De la même façon, on peut s’attendre à voir grossir la masse salariale des cabinets ministériels au sein desquels la rémunération brute moyenne (primes comprises) était de 110.000 euros par an, en 2019. Sans même prendre en compte les salaires des 2.092 “personnels supports” (chauffeurs, secrétaires...) également présents au sein des ministères, le montant total de la masse salariale des cabinets dépassait 35 millions d’euros en 2019. Grâce au déplafonnement, les membres du gouvernement Castex — 16 ministres de plein exercice, 14 ministres délégués, et 12 secrétaires d’Etat — pourront théoriquement embaucher un total de 518 conseillers, auxquels il convient d’ajouter les membres des cabinets civils et militaires du Premier ministre — 70 en 2019 — pour obtenir un effectif global (là aussi théorique) légèrement inférieur à 600 membres.

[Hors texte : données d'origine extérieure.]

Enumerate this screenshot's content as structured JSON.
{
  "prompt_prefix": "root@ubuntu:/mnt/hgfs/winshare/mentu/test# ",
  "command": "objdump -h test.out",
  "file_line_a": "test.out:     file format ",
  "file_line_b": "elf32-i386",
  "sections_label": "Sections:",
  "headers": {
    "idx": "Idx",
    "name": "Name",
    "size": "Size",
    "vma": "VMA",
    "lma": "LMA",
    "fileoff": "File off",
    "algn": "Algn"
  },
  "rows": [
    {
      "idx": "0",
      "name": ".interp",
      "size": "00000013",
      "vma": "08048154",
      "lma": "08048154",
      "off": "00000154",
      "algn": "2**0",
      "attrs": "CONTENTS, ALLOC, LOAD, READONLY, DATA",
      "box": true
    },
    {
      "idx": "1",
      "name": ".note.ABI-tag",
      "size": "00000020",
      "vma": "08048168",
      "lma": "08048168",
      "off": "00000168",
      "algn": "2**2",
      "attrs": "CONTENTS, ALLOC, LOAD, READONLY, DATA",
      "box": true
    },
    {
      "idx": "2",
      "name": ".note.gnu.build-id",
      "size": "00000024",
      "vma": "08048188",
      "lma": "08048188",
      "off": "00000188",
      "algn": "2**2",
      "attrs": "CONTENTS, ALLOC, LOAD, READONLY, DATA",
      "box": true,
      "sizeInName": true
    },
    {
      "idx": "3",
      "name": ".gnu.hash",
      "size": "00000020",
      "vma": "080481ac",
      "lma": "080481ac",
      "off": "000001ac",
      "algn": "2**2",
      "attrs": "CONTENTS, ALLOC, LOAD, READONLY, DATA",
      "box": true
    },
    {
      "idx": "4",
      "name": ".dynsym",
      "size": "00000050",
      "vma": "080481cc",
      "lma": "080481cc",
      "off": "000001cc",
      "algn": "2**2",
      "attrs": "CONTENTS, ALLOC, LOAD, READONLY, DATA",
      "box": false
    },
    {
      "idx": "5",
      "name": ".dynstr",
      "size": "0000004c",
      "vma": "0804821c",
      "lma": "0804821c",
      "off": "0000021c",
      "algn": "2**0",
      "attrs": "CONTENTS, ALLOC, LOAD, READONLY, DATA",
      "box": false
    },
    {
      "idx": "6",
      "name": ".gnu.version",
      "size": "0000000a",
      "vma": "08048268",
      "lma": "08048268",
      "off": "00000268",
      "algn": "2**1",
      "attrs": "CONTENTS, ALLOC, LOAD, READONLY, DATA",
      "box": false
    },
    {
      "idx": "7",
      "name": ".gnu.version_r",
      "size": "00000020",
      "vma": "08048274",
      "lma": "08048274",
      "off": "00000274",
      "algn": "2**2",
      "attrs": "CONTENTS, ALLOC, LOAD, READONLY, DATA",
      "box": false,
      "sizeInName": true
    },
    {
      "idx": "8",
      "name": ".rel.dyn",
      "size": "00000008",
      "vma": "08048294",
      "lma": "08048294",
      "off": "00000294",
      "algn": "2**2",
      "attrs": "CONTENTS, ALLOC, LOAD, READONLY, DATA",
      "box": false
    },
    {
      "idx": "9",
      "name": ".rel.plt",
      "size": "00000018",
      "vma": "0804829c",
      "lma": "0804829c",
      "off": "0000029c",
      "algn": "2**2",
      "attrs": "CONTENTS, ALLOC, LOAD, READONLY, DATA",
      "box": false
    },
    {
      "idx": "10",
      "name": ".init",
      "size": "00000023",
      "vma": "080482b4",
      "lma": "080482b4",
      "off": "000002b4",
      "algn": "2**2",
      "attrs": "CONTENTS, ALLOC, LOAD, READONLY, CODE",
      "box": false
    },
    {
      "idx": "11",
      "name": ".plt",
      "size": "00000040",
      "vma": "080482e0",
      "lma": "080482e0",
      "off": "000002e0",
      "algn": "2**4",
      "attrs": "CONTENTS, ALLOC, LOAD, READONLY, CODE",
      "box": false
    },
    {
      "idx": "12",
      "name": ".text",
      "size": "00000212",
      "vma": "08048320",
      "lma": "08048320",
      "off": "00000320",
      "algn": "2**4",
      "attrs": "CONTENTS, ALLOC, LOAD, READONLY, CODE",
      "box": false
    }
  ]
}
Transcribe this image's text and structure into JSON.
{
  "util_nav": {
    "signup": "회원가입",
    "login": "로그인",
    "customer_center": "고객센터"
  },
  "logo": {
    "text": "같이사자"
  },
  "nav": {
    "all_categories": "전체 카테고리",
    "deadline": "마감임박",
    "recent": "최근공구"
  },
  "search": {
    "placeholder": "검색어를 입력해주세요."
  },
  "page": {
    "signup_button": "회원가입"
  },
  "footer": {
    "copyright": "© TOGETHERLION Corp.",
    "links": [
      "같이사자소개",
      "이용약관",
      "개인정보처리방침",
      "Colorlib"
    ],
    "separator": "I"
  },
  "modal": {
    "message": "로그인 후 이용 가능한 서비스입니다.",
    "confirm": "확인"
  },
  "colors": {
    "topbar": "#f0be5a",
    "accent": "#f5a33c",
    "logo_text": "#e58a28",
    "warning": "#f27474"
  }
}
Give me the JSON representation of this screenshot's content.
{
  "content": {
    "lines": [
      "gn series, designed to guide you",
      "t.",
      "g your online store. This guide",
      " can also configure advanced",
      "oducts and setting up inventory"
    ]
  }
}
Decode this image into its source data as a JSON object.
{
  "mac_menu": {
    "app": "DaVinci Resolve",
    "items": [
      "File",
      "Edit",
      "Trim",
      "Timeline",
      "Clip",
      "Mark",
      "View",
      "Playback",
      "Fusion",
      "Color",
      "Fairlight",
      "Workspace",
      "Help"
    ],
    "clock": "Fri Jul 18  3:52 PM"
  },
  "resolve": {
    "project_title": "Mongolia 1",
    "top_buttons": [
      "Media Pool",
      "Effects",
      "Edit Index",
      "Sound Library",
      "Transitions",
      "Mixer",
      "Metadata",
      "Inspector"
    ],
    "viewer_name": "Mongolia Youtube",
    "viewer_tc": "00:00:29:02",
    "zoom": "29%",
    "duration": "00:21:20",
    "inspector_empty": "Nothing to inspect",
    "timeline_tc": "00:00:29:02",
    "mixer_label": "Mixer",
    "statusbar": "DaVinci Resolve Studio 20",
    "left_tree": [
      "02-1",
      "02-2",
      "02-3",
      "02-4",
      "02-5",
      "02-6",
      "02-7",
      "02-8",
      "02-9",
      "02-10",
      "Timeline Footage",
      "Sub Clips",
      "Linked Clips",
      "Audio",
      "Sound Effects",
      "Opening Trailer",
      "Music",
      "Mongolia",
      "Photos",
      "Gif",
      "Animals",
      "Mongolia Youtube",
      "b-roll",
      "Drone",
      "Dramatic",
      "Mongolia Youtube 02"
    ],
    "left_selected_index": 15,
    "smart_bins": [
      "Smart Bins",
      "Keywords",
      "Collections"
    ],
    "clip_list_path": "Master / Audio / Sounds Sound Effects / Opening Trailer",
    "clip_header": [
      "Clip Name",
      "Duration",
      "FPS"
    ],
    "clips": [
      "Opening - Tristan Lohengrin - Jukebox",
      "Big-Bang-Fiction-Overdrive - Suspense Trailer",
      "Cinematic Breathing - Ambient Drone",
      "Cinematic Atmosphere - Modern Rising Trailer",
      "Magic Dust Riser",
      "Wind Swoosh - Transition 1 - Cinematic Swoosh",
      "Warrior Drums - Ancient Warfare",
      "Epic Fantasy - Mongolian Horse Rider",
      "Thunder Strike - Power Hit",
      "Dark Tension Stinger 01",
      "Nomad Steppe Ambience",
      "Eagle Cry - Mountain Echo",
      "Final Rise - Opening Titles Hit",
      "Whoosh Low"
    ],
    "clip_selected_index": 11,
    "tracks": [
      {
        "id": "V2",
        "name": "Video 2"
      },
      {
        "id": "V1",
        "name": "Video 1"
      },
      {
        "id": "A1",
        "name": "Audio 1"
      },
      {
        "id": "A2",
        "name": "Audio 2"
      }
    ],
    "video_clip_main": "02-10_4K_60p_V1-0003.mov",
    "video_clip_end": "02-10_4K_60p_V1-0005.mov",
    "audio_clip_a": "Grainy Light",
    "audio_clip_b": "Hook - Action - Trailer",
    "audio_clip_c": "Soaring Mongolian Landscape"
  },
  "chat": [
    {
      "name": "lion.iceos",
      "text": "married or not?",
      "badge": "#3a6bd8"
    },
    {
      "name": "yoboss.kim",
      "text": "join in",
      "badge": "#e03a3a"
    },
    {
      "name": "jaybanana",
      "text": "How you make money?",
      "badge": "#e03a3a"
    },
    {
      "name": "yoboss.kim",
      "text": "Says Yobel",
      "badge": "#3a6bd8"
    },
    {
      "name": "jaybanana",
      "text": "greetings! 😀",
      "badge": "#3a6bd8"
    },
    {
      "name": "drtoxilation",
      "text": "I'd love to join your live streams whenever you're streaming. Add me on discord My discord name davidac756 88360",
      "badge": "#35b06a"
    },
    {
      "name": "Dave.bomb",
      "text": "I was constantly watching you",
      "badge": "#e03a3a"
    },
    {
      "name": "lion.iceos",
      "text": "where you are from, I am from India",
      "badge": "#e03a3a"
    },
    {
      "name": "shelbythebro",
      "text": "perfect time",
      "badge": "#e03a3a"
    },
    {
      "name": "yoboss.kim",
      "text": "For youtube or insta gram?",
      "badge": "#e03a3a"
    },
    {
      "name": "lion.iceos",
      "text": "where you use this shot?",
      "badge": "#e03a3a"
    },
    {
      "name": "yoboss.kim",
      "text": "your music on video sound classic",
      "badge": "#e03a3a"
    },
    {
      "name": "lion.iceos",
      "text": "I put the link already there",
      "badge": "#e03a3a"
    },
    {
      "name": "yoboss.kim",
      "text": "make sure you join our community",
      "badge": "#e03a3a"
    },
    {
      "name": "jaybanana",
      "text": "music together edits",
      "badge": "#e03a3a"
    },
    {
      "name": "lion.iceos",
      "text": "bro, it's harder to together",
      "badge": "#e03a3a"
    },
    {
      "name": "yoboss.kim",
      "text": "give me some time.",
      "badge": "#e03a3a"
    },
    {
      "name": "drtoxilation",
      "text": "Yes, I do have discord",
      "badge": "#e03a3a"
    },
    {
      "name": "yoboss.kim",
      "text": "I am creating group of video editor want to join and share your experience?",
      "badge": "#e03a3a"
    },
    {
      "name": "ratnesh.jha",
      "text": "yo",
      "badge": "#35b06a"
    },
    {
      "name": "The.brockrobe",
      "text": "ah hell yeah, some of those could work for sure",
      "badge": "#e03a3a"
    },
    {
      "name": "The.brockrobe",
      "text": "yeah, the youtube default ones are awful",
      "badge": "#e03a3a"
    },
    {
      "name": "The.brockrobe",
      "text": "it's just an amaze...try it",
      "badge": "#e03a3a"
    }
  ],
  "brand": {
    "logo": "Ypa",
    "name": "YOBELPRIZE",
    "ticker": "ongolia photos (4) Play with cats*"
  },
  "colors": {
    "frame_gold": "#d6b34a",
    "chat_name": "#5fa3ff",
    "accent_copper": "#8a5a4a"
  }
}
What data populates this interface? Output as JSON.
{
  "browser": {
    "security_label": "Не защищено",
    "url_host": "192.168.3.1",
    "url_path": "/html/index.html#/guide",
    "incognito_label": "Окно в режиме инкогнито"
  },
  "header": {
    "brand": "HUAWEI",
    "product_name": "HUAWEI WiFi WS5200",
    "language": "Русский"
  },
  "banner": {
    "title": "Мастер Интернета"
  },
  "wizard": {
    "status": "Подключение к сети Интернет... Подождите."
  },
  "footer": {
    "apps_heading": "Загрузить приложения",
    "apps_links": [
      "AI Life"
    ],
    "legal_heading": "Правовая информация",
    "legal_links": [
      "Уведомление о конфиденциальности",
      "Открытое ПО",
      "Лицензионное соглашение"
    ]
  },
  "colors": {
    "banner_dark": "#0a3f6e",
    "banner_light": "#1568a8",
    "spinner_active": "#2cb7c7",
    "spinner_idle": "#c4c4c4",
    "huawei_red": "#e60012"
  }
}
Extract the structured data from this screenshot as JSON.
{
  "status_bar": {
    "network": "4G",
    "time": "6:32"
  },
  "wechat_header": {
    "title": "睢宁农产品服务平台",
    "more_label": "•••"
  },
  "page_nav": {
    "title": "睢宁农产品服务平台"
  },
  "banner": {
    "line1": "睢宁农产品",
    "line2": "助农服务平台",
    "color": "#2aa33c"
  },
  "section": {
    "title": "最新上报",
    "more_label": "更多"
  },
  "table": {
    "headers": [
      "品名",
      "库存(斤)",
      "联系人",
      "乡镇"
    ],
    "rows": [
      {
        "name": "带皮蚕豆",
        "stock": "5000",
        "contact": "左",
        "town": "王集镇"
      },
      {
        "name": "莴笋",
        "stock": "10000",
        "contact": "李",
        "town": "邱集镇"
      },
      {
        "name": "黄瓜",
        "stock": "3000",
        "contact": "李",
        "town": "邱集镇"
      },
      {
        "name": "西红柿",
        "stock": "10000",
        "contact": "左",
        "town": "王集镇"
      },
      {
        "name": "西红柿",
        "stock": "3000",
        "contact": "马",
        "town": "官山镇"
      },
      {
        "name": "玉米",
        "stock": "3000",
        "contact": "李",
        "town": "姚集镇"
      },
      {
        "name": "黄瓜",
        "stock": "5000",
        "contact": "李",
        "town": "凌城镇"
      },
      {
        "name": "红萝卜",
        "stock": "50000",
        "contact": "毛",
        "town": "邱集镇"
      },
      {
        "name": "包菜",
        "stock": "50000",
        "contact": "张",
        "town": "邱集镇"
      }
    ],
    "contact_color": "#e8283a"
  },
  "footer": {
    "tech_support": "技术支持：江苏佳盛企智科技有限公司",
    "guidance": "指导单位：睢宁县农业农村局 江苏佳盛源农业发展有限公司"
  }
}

Dans cette hypothèse “maximaliste”, la facture des cabinets pourrait quasiment doubler, et atteindre environ 65 millions d’euros par an. A moins, bien entendu, que Jean Castex passe des consignes de modération salariale, afin de compenser l’augmentation des effectifs de cabinet. Interrogés à ce sujet il y a quelques jours, les services du Premier ministre n’ont, toutefois, pas répondu à nos demandes.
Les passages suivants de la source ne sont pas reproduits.